ReqCap is a small, fluent requirement evaluation library for .NET. It lets you describe issue conditions for capability objects and evaluate those conditions into structured errors and warnings.
ReqCap uses issue-condition semantics: when a rule condition matches, ReqCap returns an issue. For example, LessThan(7m).AsError("MinimumVolume") means that if the value is less than 7, the evaluation returns the MinimumVolume error.
using ReqCap.Evaluation;
using ReqCap.Requirements;
using ReqCap.Results;
var requirement = Requirement
.For<ContainerCapability>()
.Property(x => x.Volume)
.LessThan(7m)
.AsError("MinimumVolume")
.Property(x => x.Material)
.Equal("Metal")
.AsWarning("AvoidMetal")
.Build();
var result = Evaluator.Evaluate(
new ContainerCapability
{
Volume = 5m,
Material = "Metal",
},
requirement);If Volume is less than 7, the result contains an error named MinimumVolume. If Material is equal to Metal, the result contains a warning named AvoidMetal.
Capability objects implement ICapability.
using ReqCap.Abstractions;
public sealed class ContainerCapability : ICapability
{
public decimal Volume { get; init; }
public string? Material { get; init; }
public bool HasDrainage { get; init; }
}Comparable properties can use these condition methods:
GreaterOrEqual(value)
GreaterThan(value)
LessOrEqual(value)
LessThan(value)
Equal(value)
NotEqual(value)Example:
var requirement = Requirement
.For<ContainerCapability>()
.Property(x => x.Volume)
.LessThan(7m)
.AsError("MinimumVolume")
.Build();This means that if Volume is less than 7, ReqCap returns the MinimumVolume error.
Comparison expected values cannot be null. Use Null() when null should produce an issue.
Use Null() when a missing property value should produce an issue.
var requirement = Requirement
.For<ContainerCapability>()
.Property(x => x.Material)
.Null()
.AsError("MaterialRequired")
.Build();This means that if Material is null, ReqCap returns the MaterialRequired error.
Null() can also be used with nullable value types.
public sealed class ContainerCapability : ICapability
{
public decimal?
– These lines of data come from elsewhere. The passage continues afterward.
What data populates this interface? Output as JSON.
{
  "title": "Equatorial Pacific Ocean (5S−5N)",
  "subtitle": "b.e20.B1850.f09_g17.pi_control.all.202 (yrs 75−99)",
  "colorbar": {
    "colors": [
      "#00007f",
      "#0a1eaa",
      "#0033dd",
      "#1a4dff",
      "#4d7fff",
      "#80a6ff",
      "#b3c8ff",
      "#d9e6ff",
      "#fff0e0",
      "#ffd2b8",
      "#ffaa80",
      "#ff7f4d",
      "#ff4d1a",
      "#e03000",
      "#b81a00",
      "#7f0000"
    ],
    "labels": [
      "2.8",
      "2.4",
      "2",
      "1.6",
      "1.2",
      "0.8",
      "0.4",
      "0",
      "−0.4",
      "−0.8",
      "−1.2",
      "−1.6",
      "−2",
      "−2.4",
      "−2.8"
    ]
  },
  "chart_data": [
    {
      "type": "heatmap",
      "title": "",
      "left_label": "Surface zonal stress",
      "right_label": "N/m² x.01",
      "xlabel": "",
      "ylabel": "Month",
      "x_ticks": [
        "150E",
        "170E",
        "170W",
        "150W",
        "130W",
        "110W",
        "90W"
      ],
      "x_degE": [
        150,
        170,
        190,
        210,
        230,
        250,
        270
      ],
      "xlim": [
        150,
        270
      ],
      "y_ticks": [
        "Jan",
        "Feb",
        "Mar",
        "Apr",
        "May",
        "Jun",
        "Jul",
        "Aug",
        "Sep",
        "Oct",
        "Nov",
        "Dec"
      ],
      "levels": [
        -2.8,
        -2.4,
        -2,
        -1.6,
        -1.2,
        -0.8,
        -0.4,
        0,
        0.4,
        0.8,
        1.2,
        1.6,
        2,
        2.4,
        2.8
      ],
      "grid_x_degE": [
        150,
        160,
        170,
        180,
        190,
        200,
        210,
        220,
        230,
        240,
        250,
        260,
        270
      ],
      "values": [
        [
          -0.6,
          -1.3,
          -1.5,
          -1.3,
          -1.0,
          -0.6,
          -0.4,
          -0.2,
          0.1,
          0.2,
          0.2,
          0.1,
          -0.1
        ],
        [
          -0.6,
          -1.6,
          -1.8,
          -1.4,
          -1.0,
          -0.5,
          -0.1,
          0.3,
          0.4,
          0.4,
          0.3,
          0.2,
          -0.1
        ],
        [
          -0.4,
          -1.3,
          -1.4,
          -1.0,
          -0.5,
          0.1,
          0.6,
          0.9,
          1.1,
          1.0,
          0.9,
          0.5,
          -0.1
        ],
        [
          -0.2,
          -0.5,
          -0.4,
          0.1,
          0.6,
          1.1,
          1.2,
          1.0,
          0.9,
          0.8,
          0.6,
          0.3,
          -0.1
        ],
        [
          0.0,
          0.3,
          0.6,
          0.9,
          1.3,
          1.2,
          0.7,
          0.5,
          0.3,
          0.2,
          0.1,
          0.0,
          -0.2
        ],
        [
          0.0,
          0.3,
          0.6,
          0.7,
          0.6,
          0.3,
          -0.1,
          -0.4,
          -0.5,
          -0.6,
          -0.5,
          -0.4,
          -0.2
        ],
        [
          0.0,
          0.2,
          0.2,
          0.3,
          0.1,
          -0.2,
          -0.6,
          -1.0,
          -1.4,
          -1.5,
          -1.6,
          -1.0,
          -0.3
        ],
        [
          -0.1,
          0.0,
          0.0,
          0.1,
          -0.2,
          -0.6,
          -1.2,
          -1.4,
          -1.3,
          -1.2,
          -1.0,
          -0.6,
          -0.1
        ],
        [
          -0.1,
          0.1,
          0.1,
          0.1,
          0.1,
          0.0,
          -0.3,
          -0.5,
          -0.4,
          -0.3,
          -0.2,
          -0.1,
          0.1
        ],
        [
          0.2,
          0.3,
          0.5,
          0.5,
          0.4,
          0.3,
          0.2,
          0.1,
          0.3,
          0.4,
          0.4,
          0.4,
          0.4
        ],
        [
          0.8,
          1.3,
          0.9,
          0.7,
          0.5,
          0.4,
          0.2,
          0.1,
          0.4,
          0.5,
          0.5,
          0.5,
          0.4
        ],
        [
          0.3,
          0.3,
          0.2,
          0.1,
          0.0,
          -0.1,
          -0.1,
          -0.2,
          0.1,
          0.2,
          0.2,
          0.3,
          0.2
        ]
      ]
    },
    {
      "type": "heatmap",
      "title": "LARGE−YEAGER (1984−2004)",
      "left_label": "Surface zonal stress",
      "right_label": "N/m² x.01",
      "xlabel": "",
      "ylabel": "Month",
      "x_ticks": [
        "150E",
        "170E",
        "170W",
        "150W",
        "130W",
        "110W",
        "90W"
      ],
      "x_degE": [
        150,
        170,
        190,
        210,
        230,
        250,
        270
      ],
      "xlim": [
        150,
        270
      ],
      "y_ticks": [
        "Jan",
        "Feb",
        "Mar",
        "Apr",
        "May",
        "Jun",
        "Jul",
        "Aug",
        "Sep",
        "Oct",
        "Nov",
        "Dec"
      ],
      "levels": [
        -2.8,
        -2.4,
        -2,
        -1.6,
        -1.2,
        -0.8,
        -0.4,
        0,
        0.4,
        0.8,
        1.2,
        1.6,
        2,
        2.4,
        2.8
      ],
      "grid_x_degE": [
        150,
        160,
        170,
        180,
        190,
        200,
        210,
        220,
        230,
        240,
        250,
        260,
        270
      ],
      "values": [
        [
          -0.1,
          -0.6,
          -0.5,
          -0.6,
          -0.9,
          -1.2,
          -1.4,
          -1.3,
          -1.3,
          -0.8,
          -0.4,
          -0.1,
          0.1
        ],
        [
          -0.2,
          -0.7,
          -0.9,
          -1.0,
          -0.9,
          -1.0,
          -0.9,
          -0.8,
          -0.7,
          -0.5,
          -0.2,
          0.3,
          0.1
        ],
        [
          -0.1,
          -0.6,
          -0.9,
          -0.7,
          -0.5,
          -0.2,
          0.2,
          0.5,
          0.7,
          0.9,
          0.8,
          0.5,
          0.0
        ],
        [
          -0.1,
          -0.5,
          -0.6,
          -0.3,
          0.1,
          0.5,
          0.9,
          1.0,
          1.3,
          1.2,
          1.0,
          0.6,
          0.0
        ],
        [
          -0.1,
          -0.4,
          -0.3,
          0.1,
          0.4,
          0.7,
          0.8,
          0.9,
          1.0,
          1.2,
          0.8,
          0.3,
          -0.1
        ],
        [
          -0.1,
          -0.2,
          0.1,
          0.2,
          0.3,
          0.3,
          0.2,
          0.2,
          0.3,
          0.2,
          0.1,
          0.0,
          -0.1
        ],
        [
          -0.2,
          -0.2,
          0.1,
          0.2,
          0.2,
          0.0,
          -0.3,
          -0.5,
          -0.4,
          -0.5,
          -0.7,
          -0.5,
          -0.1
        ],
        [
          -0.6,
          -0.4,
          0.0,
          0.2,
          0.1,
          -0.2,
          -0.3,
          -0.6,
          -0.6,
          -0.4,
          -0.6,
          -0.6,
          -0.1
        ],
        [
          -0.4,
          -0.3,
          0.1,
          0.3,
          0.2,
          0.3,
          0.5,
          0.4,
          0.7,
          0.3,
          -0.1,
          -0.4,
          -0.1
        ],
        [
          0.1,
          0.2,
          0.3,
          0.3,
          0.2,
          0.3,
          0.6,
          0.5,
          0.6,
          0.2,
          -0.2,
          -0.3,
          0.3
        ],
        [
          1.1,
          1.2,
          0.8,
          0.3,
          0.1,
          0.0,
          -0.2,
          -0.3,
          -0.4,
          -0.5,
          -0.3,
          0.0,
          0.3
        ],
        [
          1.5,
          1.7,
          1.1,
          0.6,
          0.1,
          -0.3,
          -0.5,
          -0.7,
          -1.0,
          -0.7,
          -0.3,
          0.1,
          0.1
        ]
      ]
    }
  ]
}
Volume { get; init; }
}
var requirement = Requirement
.For<ContainerCapability>()
.Property(x => x.Volume)
.Null()
.AsError("VolumeRequired")
.Build();For string-specific checks such as empty or whitespace values, use a custom rule so the domain semantics stay explicit.
var requirement = Requirement
.For<ContainerCapability>()
.Rule(
"MaterialRequired",
x => string.IsNullOrWhiteSpace(x.Material),
RequirementSeverity.Error)
.Build();Use Rule(...) for domain-specific issue conditions.
var requirement = Requirement
.For<ContainerCapability>()
.Rule(
"DrainageRequired",
x => !x.HasDrainage,
RequirementSeverity.Error)
.Build();This means that if HasDrainage is false, ReqCap returns the DrainageRequired error.
Use And(...) and Or(...) to group rules.
var requirement = Requirement
.For<ContainerCapability>()
.And("ContainerRules", group =>
{
group.Property(x => x.Volume)
.LessThan(7m)
.AsError("MinimumVolume");
group.Property(x => x.Material)
.Null()
.AsError("MaterialRequired");
})
.Build();Group names and aliases are added to issues produced inside the group.
Evaluation returns an EvaluationResult.
if (!result.Allowed)
{
foreach (var error in result.Errors)
{
Console.WriteLine($"{error.RuleName}: {error.Message}");
}
}
foreach (var warning in result.Warnings)
{
Console.WriteLine($"{warning.RuleName}: {warning.Message}");
}Errors make Allowed false. Warnings do not block Allowed.